Ries made a promise in a letter to about 100 clients Friday that could cost his company, at minimum, hundreds of thousand dollars as it appears right now. He said Ries Ag, his Ryan-based trading firm, will reimburse their account losses in MF Global if all their money hasn't been recovered when the bankruptcy and surrounding investigations are completed.
MF Global filed for bankruptcy early Monday. Its CEO, Jon Corzine, resigned before the end of the week amid revelations that the company tapped segregated customer accounts to cover its own corporate trading losses. The act was clearly illegal, Ries said, calling it an embarassing week for the industry and his company.

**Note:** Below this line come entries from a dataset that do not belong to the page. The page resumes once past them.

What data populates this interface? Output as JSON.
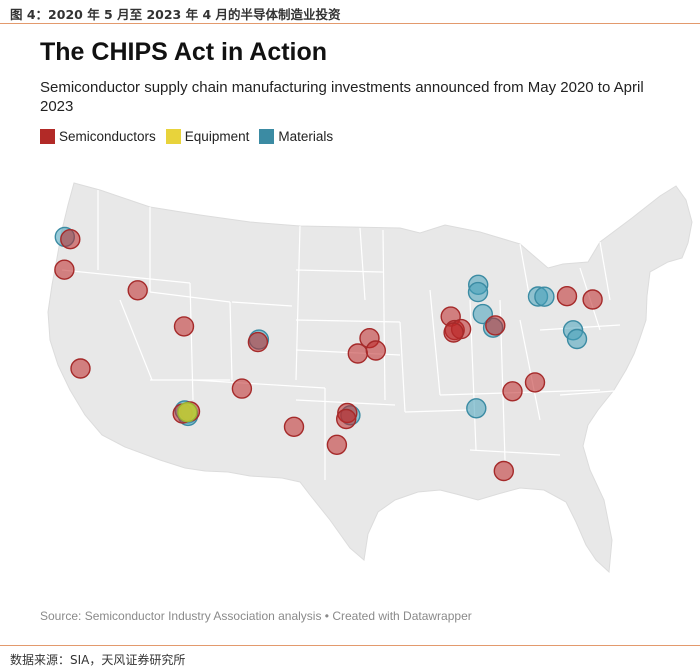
{
  "figure_caption": "图 4：2020 年 5 月至 2023 年 4 月的半导体制造业投资",
  "title": "The CHIPS Act in Action",
  "subtitle": "Semiconductor supply chain manufacturing investments announced from May 2020 to April 2023",
  "legend": [
    {
      "key": "semi",
      "label": "Semiconductors",
      "color": "#b22a27"
    },
    {
      "key": "equip",
      "label": "Equipment",
      "color": "#e8d33b"
    },
    {
      "key": "mat",
      "label": "Materials",
      "color": "#3b8ba3"
    }
  ],
  "colors": {
    "semi_fill": "rgba(190,40,40,0.55)",
    "semi_stroke": "#a52a2a",
    "mat_fill": "rgba(70,160,185,0.55)",
    "mat_stroke": "#3b8ba3",
    "equip_fill": "rgba(190,210,60,0.9)",
    "equip_stroke": "#9ab233",
    "land": "#e8e8e8",
    "border": "#ffffff"
  },
  "source": "Source: Semiconductor Industry Association analysis • Created with Datawrapper",
  "note": "数据来源：SIA，天风证券研究所",
  "chart_data": {
    "type": "symbol-map",
    "region": "Contiguous United States",
    "categories": [
      "Semiconductors",
      "Equipment",
      "Materials"
    ],
    "points": [
      {
        "category": "Materials",
        "lon": -122.7,
        "lat": 48.2
      },
      {
        "category": "Semiconductors",
        "lon": -122.2,
        "lat": 48.0
      },
      {
        "category": "Semiconductors",
        "lon": -122.9,
        "lat": 45.5
      },
      {
        "category": "Semiconductors",
        "lon": -116.2,
        "lat": 43.6
      },
      {
        "category": "Semiconductors",
        "lon": -121.9,
        "lat": 37.3
      },
      {
        "category": "Semiconductors",
        "lon": -112.0,
        "lat": 40.5
      },
      {
        "category": "Materials",
        "lon": -105.0,
        "lat": 39.2
      },
      {
        "category": "Semiconductors",
        "lon": -105.1,
        "lat": 39.0
      },
      {
        "category": "Semiconductors",
        "lon": -106.7,
        "lat": 35.2
      },
      {
        "category": "Materials",
        "lon": -112.2,
        "lat": 33.55
      },
      {
        "category": "Semiconductors",
        "lon": -111.7,
        "lat": 33.45
      },
      {
        "category": "Materials",
        "lon": -111.9,
        "lat": 33.3
      },
      {
        "category": "Semiconductors",
        "lon": -112.4,
        "lat": 33.3
      },
      {
        "category": "Materials",
        "lon": -111.9,
        "lat": 33.1
      },
      {
        "category": "Equipment",
        "lon": -111.95,
        "lat": 33.4
      },
      {
        "category": "Semiconductors",
        "lon": -94.6,
        "lat": 39.1
      },
      {
        "category": "Semiconductors",
        "lon": -95.7,
        "lat": 37.8
      },
      {
        "category": "Semiconductors",
        "lon": -94.0,
        "lat": 38.1
      },
      {
        "category": "Semiconductors",
        "lon": -101.8,
        "lat": 31.9
      },
      {
        "category": "Semiconductors",
        "lon": -96.7,
        "lat": 32.9
      },
      {
        "category": "Materials",
        "lon": -96.4,
        "lat": 32.7
      },
      {
        "category": "Semiconductors",
        "lon": -96.8,
        "lat": 32.4
      },
      {
        "category": "Semiconductors",
        "lon": -97.7,
        "lat": 30.3
      },
      {
        "category": "Semiconductors",
        "lon": -87.0,
        "lat": 41.1
      },
      {
        "category": "Semiconductors",
        "lon": -86.6,
        "lat": 40.0
      },
      {
        "category": "Semiconductors",
        "lon": -86.0,
        "lat": 40.1
      },
      {
        "category": "Semiconductors",
        "lon": -86.7,
        "lat": 39.8
      },
      {
        "category": "Materials",
        "lon": -84.5,
        "lat": 43.8
      },
      {
        "category": "Materials",
        "lon": -84.5,
        "lat": 43.2
      },
      {
        "category": "Materials",
        "lon": -84.0,
        "lat": 41.4
      },
      {
        "category": "Semiconductors",
        "lon": -82.8,
        "lat": 40.5
      },
      {
        "category": "Materials",
        "lon": -83.0,
        "lat": 40.3
      },
      {
        "category": "Materials",
        "lon": -78.9,
        "lat": 43.0
      },
      {
        "category": "Materials",
        "lon": -78.3,
        "lat": 43.0
      },
      {
        "category": "Semiconductors",
        "lon": -76.2,
        "lat": 43.1
      },
      {
        "category": "Semiconductors",
        "lon": -73.8,
        "lat": 42.9
      },
      {
        "category": "Materials",
        "lon": -75.5,
        "lat": 40.3
      },
      {
        "category": "Materials",
        "lon": -75.1,
        "lat": 39.6
      },
      {
        "category": "Semiconductors",
        "lon": -78.9,
        "lat": 35.9
      },
      {
        "category": "Semiconductors",
        "lon": -81.0,
        "lat": 35.1
      },
      {
        "category": "Materials",
        "lon": -84.4,
        "lat": 33.6
      },
      {
        "category": "Semiconductors",
        "lon": -81.6,
        "lat": 28.5
      }
    ]
  }
}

Ries was an introducing broker for MF Global. The global trading giant brokered commodities trades for Ries Ag and handled the money, while Ries worked directly with MF Global and received commissions.
When it emerged that MF Global had been tapping the segregated trading accounts of individual customers, Ries was disgusted. When he found out the Chicago Mercantile Exchange would not cover the losses of the traders, he was even more stunned.

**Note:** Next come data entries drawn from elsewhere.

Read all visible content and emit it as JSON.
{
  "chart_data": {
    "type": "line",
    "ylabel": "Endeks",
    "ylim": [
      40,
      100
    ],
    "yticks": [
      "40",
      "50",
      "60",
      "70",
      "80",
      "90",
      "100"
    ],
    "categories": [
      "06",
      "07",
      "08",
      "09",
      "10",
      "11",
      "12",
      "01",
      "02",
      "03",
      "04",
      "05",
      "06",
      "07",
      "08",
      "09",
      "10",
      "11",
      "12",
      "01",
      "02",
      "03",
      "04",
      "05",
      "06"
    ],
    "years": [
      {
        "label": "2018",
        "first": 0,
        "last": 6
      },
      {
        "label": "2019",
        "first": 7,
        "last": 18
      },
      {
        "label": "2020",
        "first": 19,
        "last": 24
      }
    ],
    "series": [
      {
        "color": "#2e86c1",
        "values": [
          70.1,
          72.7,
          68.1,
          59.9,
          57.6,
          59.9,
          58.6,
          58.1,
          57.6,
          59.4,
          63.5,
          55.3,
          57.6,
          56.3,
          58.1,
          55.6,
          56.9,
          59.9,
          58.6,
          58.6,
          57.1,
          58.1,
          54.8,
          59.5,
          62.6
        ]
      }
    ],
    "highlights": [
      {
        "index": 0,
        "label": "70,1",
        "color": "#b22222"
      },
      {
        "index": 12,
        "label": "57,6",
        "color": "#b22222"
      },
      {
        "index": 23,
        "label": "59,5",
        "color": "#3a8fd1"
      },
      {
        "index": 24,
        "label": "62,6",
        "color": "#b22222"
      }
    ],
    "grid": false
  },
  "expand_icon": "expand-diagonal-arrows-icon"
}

Ries said he'd been telling customers over his 25 years in the business that the exchange would protect traders against just such kinds of ocurrences. With his own word at stake, he decided to act.
"In the face of this bitter frustration, we are resolved to doing the right thing, as we had assumed the exchange would," he wrote. "Just because you can't count on them doesn't mean you can't count on us."

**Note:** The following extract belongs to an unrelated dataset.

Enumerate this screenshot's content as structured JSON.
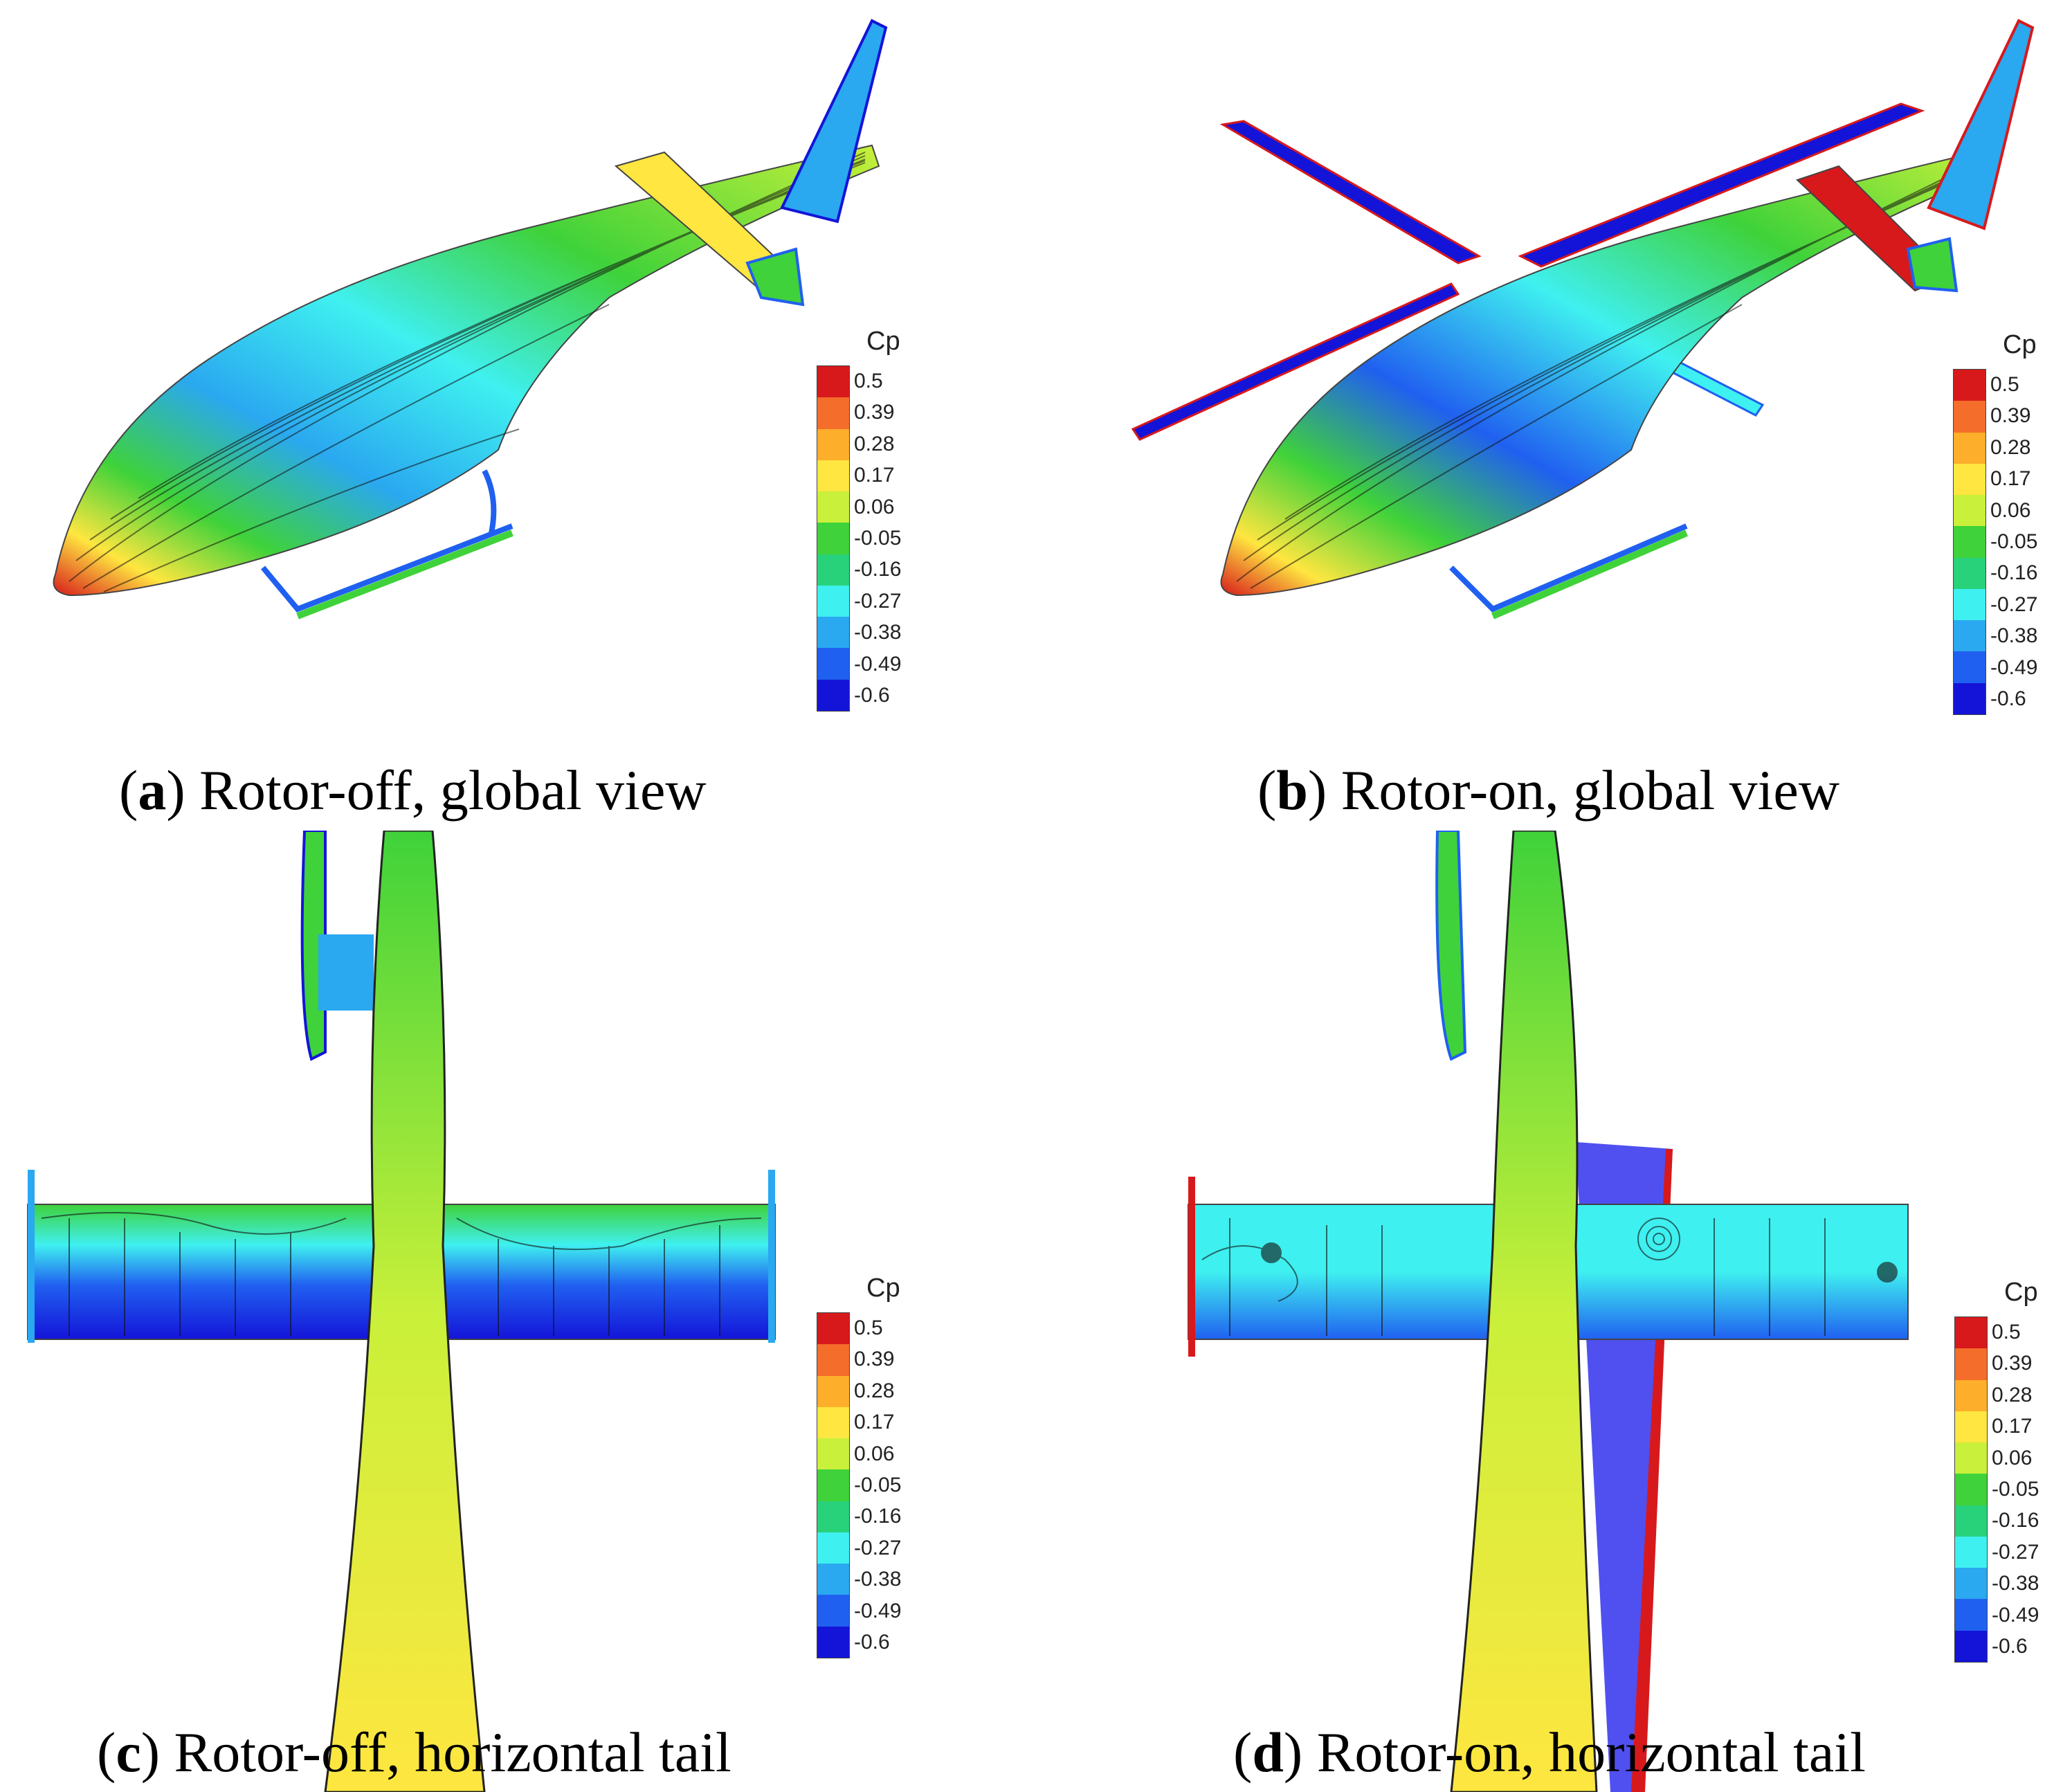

By indicating the customers would be made whole at the end of the investigations and litigation, Ries may have bought his company a few years before any payout. He said it's possible that customers will be entirely compensated from MF Global funds by then.
Ries said he feels bad not only because of the reassurances that he offered clients, but because they are - like hiimself - farmers. Most of them didn't trade for pure profit in commodities, but to hedge against losses in their farming operations.
"If we have to sell land - whatever we have to do - we're going to make good," Ries said.
The exchange had begun transferring out about 58 percent of the value of MF Global clients' accounts to other viable commodities clearing firms by the end of the week. In a statement, the CME Group that runs the exchange said about 15,000 MF Global accounts and about $1.45 billion in clearing collateral would be completed by the end of Friday.
The MF Global bankruptcy could take years to unwind, according to Kent Jarrell, a spokesman for the bankruptcy trustee spokesman. He said it's unclear how much of the trading customers' funds can be recovered.
"That's what our investigation is about," Jarrell said late Friday, "and we don't know that right now."
Jarrell said he's unaware of any other brokers offering to guarantee clients' losses in MF Global accounts, but said he might not know if any were from his position in New York.